La trattativa tra ArcelorMittal e il governo potrebbe anche non concludersi venerdì e proseguire con un secondo round prima della pronuncia del tribunale di Milano, che indaga su eventuali illeciti tributari e su presunti reati pre-fallimentari in un fascicolo esplorativo. Sul tavolo della negoziazione ci sarebbero un decreto per reintrodurre lo scudo penale, (COS'È) la possibilità di ammortizzatori sociali fino a 3000 dipendenti dell'acciaieria, sconti sugli impianti, defiscalizzazioni delle bonifiche e un possibile ingresso di Cassa depositi e prestiti nell'azionariato. Nodi che il governo porterà già nel Consiglio dei ministri di giovedì, che vedrà al tavolo al fianco di Conte i ministri M5s Stefano Patuanelli e Pd Roberto Gualtieri. Mittal avrebbe chiesto garanzie al governo e dall'esecutivo più d'uno sostiene che "ora", complici le inchieste giudiziarie, i vertici dell'azienda sarebbero "preoccupati" e quindi più disponibili ad arrivare a un compromesso.

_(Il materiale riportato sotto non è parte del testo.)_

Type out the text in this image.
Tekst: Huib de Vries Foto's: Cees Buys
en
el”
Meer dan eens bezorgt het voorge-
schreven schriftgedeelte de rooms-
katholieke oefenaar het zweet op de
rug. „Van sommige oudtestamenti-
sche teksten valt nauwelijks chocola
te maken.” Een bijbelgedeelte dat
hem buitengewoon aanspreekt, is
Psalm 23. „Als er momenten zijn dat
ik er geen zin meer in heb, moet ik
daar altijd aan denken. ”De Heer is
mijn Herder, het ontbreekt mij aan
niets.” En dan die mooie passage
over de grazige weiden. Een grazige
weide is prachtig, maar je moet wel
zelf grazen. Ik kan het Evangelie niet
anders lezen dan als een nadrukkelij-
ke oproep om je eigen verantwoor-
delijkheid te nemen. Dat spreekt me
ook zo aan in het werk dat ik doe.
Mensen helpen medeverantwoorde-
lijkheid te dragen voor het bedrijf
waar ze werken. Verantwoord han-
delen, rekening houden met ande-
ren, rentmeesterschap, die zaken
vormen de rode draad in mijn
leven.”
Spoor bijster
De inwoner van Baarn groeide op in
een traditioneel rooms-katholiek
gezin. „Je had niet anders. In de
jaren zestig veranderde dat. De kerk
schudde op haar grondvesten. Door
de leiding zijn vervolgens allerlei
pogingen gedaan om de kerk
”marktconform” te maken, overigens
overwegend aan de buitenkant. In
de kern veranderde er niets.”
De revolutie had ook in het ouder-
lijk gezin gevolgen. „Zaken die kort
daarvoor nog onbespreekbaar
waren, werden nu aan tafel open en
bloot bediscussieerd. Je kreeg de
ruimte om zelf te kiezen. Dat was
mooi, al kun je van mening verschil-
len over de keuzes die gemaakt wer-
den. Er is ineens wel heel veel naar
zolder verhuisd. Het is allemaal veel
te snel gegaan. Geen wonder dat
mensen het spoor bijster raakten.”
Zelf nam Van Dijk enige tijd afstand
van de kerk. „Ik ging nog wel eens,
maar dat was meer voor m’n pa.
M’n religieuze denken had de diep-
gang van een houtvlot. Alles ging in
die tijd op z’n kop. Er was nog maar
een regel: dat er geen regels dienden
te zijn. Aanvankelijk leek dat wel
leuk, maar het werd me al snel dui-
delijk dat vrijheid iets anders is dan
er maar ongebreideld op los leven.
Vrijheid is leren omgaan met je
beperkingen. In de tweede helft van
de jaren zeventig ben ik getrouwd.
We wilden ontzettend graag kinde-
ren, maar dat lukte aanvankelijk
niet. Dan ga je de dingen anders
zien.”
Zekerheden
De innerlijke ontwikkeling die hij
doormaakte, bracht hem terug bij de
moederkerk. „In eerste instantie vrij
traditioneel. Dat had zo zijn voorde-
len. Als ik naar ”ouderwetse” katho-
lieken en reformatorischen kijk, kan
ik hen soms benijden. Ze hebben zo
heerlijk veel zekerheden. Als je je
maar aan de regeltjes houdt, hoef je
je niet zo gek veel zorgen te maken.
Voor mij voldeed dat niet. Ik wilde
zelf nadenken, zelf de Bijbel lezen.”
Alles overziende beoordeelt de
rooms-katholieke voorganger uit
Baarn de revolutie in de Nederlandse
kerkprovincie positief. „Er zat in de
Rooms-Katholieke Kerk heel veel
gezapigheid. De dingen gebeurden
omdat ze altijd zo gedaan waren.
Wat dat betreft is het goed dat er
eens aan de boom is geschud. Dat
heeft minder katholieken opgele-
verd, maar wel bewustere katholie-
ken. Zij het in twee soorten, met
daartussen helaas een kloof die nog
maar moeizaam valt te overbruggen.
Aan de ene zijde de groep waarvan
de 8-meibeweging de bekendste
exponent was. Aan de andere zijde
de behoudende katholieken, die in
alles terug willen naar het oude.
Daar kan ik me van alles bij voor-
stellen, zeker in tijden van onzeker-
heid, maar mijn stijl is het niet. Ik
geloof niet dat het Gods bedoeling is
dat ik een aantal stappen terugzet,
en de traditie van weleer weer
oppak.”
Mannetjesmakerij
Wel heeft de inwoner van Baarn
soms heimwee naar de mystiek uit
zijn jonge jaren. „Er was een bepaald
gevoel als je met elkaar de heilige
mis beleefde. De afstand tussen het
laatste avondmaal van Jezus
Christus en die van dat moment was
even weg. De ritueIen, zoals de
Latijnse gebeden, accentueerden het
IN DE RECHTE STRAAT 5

Gualtieri: nell’accordo ci sarà anche lo scudo penale

"Se si definisce un accordo con Mittal nel quadro di questo accordo ci sarà anche la componente dello scudo penale. Io penso che debba essere fatto ma in un quadro complesso", ha detto Gualtieri, smentendo l'ipotesi di un prestito ponte ventilata dai media. E ha assicurato: "Ilva non chiuderà. Occorre una soluzione industriale perché l'Italia ha bisogno di un'acciaieria. Auspico una ripresa del negoziato. Questo è un momento delicato. Da Arcelor Mittal è arrivato un primo segnale positivo anche se legato alla vicenda processuale".

Si cerca accordo, Ansa: Gualtieri ha visto Morselli

Secondo quanto riportato da fonti Ansa, è in corso una trattativa tra governo e ArcelorMittal per risolvere la crisi. Il ministro dell'Economia Roberto Gualtieri avrebbe visto nel fine settimana l'amministratore delegato di ArcelorMittal Italia Lucia Morselli che avrebbe dato segnali di disponibilità per tornare indietro rispetto al recesso dal contratto.